Traditionally, learning is divided into three categories: associative, nonassociative and observational. Associative learning aids us in anticipating future situations based on past experiences. It happens when we form connections among behaviours. Being able to anticipate the future is advantageous for survival. Two types of associative learning are classical conditioning and operant conditioning.
Nonassociative learning involves changes in the magnitude of responses to a single stimulus rather than the formation of connections between stimuli. Two important types of nonassociative learning are habituation and sensitization.
In classical conditioning, we form associations between pairs of stimuli that occur sequentially in time. For example, if a child sees a wasp for the first time and gets stung, the child would remember the pain of the sting and associate it upon seeing wasps in the future and would likely be scared of wasps. Ivan Petrovich Pavlov is highly connected to the study of classical conditioning that the phenomenon is often referred to as Pavlovian conditioning. Pavlov first started being interested in the study of learning when he noticed his dogs had learned to anticipate the arrival of food. Instead of salivating when presented with food, Pavlov’s dogs began to salivate as soon as they are retrieved from their kennel or strapped into their harnesses. Pavlov realized the full significance of his observations: the dogs had formed an association between stimuli preceding the food and the arrival of the food itself. The dogs had recognised that certain actions were signals for the arrival of their food and begin to anticipate it before it even happens. Classical conditioning explains many of our learned emotional responses to our environment.
In operant conditioning, we form associations between behaviors and their consequences. For example, if you go to sleep early, you will feel energized the next day. The association between a behavior and its consequences is referred to as operant or instrumental conditioning. Operant conditioning differs from classical conditioning along several dimensions. By definition, classical conditioning is based on an association between two stimuli, whereas operant conditioning occurs when a behavior is associated with its consequences. Classical conditioning generally works best with relatively involuntary behaviors, such as fear or salivation, whereas operant conditioning involves voluntary behaviors, like walking to class or petting a dog.
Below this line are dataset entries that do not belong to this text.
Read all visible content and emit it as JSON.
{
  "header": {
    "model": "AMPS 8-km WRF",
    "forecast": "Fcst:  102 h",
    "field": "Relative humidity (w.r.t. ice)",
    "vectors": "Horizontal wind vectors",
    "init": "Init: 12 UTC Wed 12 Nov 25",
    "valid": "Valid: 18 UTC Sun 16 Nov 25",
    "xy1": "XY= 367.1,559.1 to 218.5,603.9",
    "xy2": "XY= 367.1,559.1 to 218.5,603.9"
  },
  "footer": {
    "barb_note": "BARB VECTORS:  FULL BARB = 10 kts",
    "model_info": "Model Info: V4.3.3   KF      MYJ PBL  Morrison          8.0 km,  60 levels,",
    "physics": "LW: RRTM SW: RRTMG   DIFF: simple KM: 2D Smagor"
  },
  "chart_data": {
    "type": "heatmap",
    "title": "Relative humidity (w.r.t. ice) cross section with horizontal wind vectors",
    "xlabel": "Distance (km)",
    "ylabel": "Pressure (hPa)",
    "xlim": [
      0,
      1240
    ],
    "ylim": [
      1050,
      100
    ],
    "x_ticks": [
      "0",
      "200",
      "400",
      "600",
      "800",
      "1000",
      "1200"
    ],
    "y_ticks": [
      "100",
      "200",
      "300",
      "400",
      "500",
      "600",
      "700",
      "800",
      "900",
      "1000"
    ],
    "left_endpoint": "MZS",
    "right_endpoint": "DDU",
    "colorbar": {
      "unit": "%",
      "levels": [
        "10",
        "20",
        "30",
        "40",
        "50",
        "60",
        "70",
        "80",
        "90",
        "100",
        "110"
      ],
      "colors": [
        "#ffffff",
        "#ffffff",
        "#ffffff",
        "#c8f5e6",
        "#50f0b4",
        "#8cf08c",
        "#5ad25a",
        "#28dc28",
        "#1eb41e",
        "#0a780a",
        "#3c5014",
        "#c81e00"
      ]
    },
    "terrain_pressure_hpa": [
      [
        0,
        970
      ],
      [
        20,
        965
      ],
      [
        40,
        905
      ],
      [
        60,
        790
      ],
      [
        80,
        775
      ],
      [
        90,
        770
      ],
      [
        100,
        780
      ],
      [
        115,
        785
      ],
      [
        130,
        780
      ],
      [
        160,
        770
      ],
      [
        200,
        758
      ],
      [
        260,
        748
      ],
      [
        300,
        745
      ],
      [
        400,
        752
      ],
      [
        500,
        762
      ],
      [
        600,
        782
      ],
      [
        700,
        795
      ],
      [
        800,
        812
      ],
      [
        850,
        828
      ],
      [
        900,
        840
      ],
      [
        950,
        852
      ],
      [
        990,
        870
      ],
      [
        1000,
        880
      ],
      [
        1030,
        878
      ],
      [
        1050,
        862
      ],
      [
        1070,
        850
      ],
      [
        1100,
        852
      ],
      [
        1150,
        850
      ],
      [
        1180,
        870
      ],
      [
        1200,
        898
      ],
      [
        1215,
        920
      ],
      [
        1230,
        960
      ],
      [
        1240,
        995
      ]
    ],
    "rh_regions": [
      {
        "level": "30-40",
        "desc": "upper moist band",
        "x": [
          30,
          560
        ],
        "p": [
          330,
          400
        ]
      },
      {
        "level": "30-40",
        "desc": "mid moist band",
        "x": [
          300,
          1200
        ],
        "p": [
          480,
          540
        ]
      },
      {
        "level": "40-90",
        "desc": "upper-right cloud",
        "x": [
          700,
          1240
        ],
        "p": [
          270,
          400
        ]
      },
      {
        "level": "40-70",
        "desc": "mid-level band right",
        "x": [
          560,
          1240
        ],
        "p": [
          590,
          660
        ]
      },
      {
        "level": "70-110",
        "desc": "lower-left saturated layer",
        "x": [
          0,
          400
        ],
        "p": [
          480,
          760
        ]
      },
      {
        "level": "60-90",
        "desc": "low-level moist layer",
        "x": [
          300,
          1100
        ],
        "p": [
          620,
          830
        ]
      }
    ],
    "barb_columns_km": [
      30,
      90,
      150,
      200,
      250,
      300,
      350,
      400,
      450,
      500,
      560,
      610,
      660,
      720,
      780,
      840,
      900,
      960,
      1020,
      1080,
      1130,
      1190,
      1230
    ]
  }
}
Habituation reduces our reactions to repeated experiences in which we evaluated and concluded to be harmless. For example, getting increasingly comfortable in a new house after adapting to the new atmospheric conditions. Sensitization, on the other hand, increases our reactions to a wide range of stimuli following exposure to one strong stimulus. For example, after being involved in a car accident, one may become afraid to sit in cars or even travel on the roads. Habituation ensures that we do not waste precious resources monitoring low-priority stimuli. Sensitization is particularly useful in threatening situations. After detecting one harmful stimulus, raising our level of responsiveness should improve reaction time in the event of future danger.